Oschinsky Research Associate 2023-24

Email: sjl219@cam.ac.uk

Stephanie J. Lahey completed her doctorate in 2021 at the University of Victoria, Canada. Her SSHRC (Canadian Social Sciences of Humanities Research Council)-funded dissertation focused on statistical analysis of the use of scrap parchment in manuscript books produced in later medieval England. The dissertation was awarded the Canadian Society of Medievalists’ Leonard Boyle Dissertation Prize for 2022, as well as the University of Victoria’s Gold Medal for Outstanding Doctoral Dissertation in the Humanities, and has been accepted for publication by York Manuscript and Early Print Studies as Scrap Parchment in Later Medieval British Manuscripts.

She comes to Cambridge from the University of Toronto where she applied scientific methods to the study of medieval parchment as a SSHRC Postdoctoral Fellowship at the University of Toronto’s Centre for Medieval Studies and the Old Books New Science Lab. In Autumn 2024, she will return to the University of Toronto to continue her work on scientific and quantitative approaches to medieval manuscripts as the Mark Andrews Fellow in Book Science.

Oschinsky Research Associate Project:
Law of Numbers: Analysing the Medieval Statuta Angliæ Corpus

Stephanie's work as Oschinsky Research Associate engages with medieval Statuta Angliæ manuscripts—unofficial compilations of English common law statutes, produced in Britain from the mid-13th- through late-15th-centuries—focusing on the sixty-four copies held by the University Library and Cambridge’s colleges and museums.
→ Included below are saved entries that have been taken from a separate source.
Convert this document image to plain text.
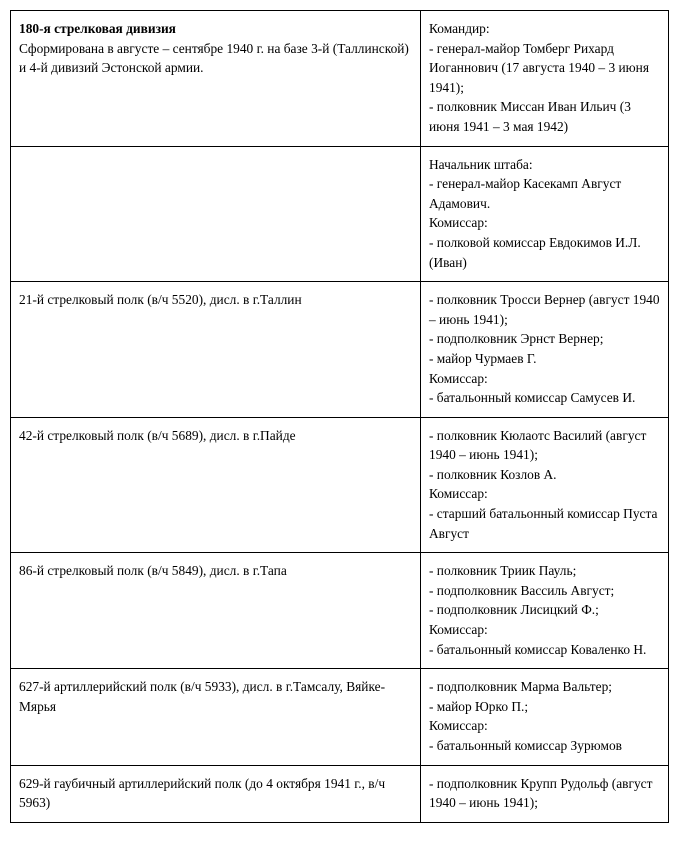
180-я стрелковая дивизия
Сформирована в августе – сентябре 1940 г. на базе 3-й (Таллинской) и 4-й дивизий Эстонской армии.	Командир:
- генерал-майор Томберг Рихард Иоганнович (17 августа 1940 – 3 июня 1941);
- полковник Миссан Иван Ильич (3 июня 1941 – 3 мая 1942)

	Начальник штаба:
- генерал-майор Касекамп Август Адамович.
Комиссар:
- полковой комиссар Евдокимов И.Л. (Иван)

21-й стрелковый полк (в/ч 5520), дисл. в г.Таллин	- полковник Тросси Вернер (август 1940 – июнь 1941);
- подполковник Эрнст Вернер;
- майор Чурмаев Г.
Комиссар:
- батальонный комиссар Самусев И.

42-й стрелковый полк (в/ч 5689), дисл. в г.Пайде	- полковник Кюлаотс Василий (август 1940 – июнь 1941);
- полковник Козлов А.
Комиссар:
- старший батальонный комиссар Пуста Август

86-й стрелковый полк (в/ч 5849), дисл. в г.Тапа	- полковник Триик Пауль;
- подполковник Вассиль Август;
- подполковник Лисицкий Ф.;
Комиссар:
- батальонный комиссар Коваленко Н.

627-й артиллерийский полк (в/ч 5933), дисл. в г.Тамсалу, Вяйке-Мярья	- подполковник Марма Вальтер;
- майор Юрко П.;
Комиссар:
- батальонный комиссар Зурюмов

629-й гаубичный артиллерийский полк (до 4 октября 1941 г., в/ч 5963)	- подполковник Крупп Рудольф (август 1940 – июнь 1941);
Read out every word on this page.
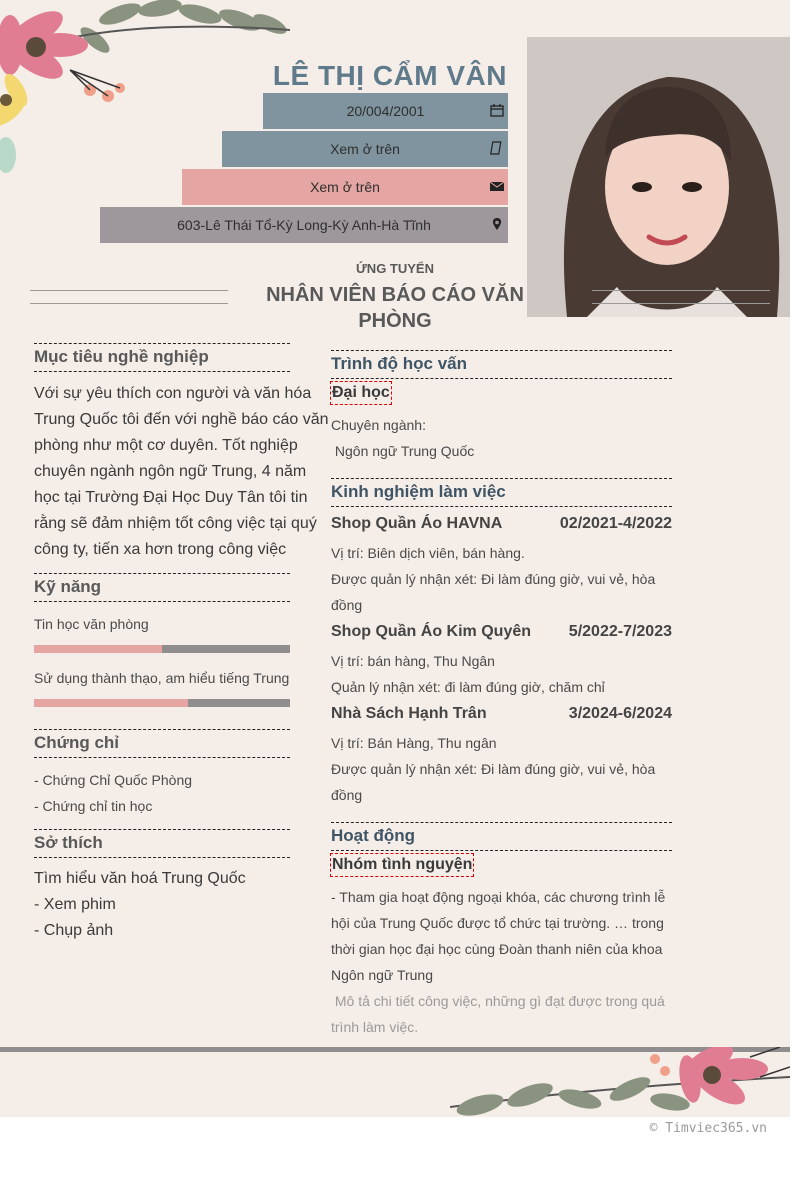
LÊ THỊ CẨM VÂN
20/004/2001
Xem ở trên
Xem ở trên
603-Lê Thái Tổ-Kỳ Long-Kỳ Anh-Hà Tĩnh
ỨNG TUYỂN
NHÂN VIÊN BÁO CÁO VĂN PHÒNG
Mục tiêu nghề nghiệp
Với sự yêu thích con người và văn hóa Trung Quốc tôi đến với nghề báo cáo văn phòng như một cơ duyên. Tốt nghiệp chuyên ngành ngôn ngữ Trung, 4 năm học tại Trường Đại Học Duy Tân tôi tin rằng sẽ đảm nhiệm tốt công việc tại quý công ty, tiến xa hơn trong công việc
Kỹ năng
Tin học văn phòng
Sử dụng thành thạo, am hiểu tiếng Trung
Chứng chỉ
- Chứng Chỉ Quốc Phòng
- Chứng chỉ tin học
Sở thích
Tìm hiểu văn hoá Trung Quốc
- Xem phim
- Chụp ảnh
Trình độ học vấn
Đại học
Chuyên ngành:
Ngôn ngữ Trung Quốc
Kinh nghiệm làm việc
Shop Quần Áo HAVNA	02/2021-4/2022
Vị trí: Biên dịch viên, bán hàng.
Được quản lý nhận xét: Đi làm đúng giờ, vui vẻ, hòa đồng
Shop Quần Áo Kim Quyên 5/2022-7/2023
Vị trí: bán hàng, Thu Ngân
Quản lý nhận xét: đi làm đúng giờ, chăm chỉ
Nhà Sách Hạnh Trân	3/2024-6/2024
Vị trí: Bán Hàng, Thu ngân
Được quản lý nhận xét: Đi làm đúng giờ, vui vẻ, hòa đồng
Hoạt động
Nhóm tình nguyện
- Tham gia hoạt động ngoại khóa, các chương trình lễ hội của Trung Quốc được tổ chức tại trường. … trong thời gian học đại học cùng Đoàn thanh niên của khoa Ngôn ngữ Trung
Mô tả chi tiết công việc, những gì đạt được trong quá trình làm việc.
© Timviec365.vn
Part of a larger book project involving quantitative analysis of all extant medieval Statuta Angliæ manuscripts, this research explores shifts in the textual contents and material features of this distinctive group of law books through a mix of statistical analysis and case studies of selected exemplars. It aims to advance our understanding of the production, reception, and contexts of use of Statuta Angliæ, highlighting avenues for future research; lay a foundation for comparative work with other medieval legal corpora; and offer a model for similar large-corpus, mixed-methodological Book Historical studies.